Personal information
- Full name: Felipe Luciano Fritz Saldías
- Date of birth: 23 September 1997 (age 28)
- Place of birth: Coronel, Chile
- Height: 1.75 m (5 ft 9 in)
- Position: Left wing-back

Team information
- Current team: Cobreloa

Youth career
- Universidad de Concepción

Senior career*
- Years: Team / Apps / (Gls)
- 2015–2019: Universidad de Concepción / 32 / (3)
- 2018: → Cobreloa (loan) / 7 / (1)
- 2019: → Rangers (loan) / 20 / (1)
- 2020: Unión Española / 28 / (3)
- 2021: Colo-Colo / 1 / (0)
- 2021: → Curicó Unido (loan) / 16 / (4)
- 2022–2023: Curicó Unido / 51 / (2)
- 2024–2025: Deportes Limache / 51 / (4)
- 2026–: Cobreloa / 0 / (0)

International career^{‡}
- 2017: Chile U20 / 0 / (0)

= Felipe Fritz =

Chilean footballer (born 1997)

Felipe Luciano Fritz Saldías (born 23 September 1997) is a Chilean football player who plays as a left wing-back for Cobreloa.

==Club career==
In 2021, Fritz joined Chilean Primera División club Colo-Colo from Unión Española, but he was loaned to Curicó Unido in July of the same year.

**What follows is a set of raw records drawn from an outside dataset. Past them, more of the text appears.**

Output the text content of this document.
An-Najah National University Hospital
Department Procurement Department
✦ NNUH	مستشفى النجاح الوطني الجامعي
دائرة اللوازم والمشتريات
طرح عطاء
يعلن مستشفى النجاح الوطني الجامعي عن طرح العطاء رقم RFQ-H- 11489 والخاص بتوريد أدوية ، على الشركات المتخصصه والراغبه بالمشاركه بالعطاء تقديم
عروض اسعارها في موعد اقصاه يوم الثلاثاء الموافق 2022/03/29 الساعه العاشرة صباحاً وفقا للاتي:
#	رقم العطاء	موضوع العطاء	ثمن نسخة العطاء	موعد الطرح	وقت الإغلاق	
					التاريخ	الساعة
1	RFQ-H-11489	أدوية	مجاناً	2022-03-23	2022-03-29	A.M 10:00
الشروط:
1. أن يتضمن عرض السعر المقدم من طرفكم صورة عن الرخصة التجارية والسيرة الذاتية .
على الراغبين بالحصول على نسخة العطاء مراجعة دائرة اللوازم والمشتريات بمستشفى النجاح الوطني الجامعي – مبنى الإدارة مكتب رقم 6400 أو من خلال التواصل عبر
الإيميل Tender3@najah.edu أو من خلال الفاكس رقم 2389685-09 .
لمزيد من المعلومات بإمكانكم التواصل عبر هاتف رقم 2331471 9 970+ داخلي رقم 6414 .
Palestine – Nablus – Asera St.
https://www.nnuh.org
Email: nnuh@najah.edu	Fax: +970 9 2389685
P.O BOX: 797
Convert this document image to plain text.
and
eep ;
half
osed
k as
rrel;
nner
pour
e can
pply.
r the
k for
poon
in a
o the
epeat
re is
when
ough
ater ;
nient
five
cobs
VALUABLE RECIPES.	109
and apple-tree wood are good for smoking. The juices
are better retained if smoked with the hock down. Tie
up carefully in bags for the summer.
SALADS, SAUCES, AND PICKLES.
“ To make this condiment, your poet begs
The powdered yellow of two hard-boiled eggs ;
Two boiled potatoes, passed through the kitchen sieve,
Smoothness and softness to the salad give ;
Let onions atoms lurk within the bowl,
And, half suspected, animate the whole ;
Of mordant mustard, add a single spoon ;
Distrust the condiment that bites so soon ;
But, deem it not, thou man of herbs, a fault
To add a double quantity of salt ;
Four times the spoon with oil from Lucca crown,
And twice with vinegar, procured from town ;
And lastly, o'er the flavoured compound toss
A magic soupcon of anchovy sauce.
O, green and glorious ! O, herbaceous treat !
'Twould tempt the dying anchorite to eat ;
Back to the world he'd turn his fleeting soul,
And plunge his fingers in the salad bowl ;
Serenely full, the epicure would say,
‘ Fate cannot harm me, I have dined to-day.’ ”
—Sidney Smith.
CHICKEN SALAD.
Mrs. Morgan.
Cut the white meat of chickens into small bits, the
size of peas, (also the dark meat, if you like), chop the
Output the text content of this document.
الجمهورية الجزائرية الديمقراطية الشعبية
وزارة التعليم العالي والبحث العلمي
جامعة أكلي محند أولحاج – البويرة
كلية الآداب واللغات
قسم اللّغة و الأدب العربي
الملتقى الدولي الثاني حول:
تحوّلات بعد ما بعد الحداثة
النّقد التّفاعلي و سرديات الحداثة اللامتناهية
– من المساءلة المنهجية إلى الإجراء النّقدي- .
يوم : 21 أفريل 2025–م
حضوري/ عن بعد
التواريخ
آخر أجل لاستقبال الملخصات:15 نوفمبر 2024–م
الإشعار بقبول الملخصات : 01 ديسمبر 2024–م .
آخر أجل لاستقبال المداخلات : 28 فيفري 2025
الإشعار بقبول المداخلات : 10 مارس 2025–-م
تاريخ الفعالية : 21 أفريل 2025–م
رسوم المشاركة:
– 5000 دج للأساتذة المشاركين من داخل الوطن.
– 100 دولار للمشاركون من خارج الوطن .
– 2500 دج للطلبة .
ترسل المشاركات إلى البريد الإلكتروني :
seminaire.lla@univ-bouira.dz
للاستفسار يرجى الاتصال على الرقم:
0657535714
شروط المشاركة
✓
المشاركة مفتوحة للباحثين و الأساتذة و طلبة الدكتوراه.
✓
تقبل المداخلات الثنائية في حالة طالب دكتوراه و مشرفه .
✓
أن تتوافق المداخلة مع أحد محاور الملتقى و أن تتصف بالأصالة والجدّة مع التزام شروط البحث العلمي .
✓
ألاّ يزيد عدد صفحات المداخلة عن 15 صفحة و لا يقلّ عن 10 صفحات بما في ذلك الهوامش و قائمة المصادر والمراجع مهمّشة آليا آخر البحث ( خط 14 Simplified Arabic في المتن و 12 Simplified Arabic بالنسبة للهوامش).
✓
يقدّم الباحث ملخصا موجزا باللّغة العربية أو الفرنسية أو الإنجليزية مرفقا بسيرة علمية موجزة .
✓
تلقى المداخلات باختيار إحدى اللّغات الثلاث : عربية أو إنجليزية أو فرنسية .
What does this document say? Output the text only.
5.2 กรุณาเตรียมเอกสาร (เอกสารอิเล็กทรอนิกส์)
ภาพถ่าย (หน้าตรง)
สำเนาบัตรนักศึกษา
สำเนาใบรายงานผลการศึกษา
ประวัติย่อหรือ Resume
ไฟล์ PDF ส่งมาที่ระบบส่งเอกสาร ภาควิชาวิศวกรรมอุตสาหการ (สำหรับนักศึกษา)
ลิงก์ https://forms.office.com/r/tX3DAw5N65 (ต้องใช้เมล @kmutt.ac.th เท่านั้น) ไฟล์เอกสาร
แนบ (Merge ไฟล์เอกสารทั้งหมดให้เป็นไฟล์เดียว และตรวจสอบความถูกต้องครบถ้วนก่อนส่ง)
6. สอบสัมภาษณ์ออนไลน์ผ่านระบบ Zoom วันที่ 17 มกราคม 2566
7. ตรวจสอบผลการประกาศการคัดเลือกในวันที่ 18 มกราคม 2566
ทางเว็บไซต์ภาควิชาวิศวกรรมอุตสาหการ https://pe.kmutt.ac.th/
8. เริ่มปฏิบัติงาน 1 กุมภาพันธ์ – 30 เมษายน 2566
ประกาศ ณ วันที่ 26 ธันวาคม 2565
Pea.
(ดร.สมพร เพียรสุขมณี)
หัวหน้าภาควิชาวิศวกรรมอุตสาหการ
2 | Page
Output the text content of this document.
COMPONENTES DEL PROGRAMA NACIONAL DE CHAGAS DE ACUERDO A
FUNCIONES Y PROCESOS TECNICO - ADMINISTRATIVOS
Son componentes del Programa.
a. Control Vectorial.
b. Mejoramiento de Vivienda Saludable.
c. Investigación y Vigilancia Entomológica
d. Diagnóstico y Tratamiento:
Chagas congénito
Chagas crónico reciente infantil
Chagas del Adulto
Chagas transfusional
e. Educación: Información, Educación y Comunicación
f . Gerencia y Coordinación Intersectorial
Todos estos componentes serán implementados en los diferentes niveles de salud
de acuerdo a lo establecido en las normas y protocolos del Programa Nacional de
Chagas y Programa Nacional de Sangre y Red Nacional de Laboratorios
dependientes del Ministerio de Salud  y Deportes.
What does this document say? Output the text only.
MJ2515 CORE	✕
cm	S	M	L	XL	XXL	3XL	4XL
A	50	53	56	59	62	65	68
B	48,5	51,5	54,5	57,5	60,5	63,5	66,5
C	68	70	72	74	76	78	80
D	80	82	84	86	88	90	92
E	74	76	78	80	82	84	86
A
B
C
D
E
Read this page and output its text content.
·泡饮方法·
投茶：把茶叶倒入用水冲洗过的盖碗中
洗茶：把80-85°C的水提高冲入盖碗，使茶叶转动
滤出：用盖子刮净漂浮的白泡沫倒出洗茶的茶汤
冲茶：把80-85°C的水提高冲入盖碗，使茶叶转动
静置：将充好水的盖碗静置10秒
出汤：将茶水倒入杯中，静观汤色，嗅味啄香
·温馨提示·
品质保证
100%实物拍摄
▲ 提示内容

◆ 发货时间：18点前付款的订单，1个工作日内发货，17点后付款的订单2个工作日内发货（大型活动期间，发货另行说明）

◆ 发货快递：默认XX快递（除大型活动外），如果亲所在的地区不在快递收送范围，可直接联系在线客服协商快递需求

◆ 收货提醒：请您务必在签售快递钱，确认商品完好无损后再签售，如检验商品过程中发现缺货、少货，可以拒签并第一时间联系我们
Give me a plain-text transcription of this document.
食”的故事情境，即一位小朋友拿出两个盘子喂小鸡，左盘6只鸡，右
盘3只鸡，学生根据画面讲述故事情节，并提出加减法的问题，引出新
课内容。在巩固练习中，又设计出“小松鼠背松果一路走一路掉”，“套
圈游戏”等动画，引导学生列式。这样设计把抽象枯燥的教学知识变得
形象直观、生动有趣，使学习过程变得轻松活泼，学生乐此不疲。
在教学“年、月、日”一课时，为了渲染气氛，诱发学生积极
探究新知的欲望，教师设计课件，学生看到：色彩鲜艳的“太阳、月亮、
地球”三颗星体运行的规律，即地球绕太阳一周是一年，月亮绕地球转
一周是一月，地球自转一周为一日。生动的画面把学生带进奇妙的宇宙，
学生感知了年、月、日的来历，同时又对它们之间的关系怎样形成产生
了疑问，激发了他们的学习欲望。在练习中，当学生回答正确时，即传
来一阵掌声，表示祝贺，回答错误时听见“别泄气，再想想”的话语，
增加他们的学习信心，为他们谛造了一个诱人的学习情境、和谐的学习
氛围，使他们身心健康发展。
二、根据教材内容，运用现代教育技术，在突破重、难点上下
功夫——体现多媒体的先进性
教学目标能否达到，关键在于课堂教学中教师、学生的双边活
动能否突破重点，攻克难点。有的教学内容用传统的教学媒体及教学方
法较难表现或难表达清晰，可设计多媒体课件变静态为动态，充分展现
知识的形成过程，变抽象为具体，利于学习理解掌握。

In 2024, Fritz joined Deportes Limache in the Primera B de Chile. He left them at the end of 2025.

On 4 January 2026, Fritz joined Cobreloa.

==International career==
He was in the Chile U20 squad for the 2017 South American U-20 Championship, but he didn't make any appearance.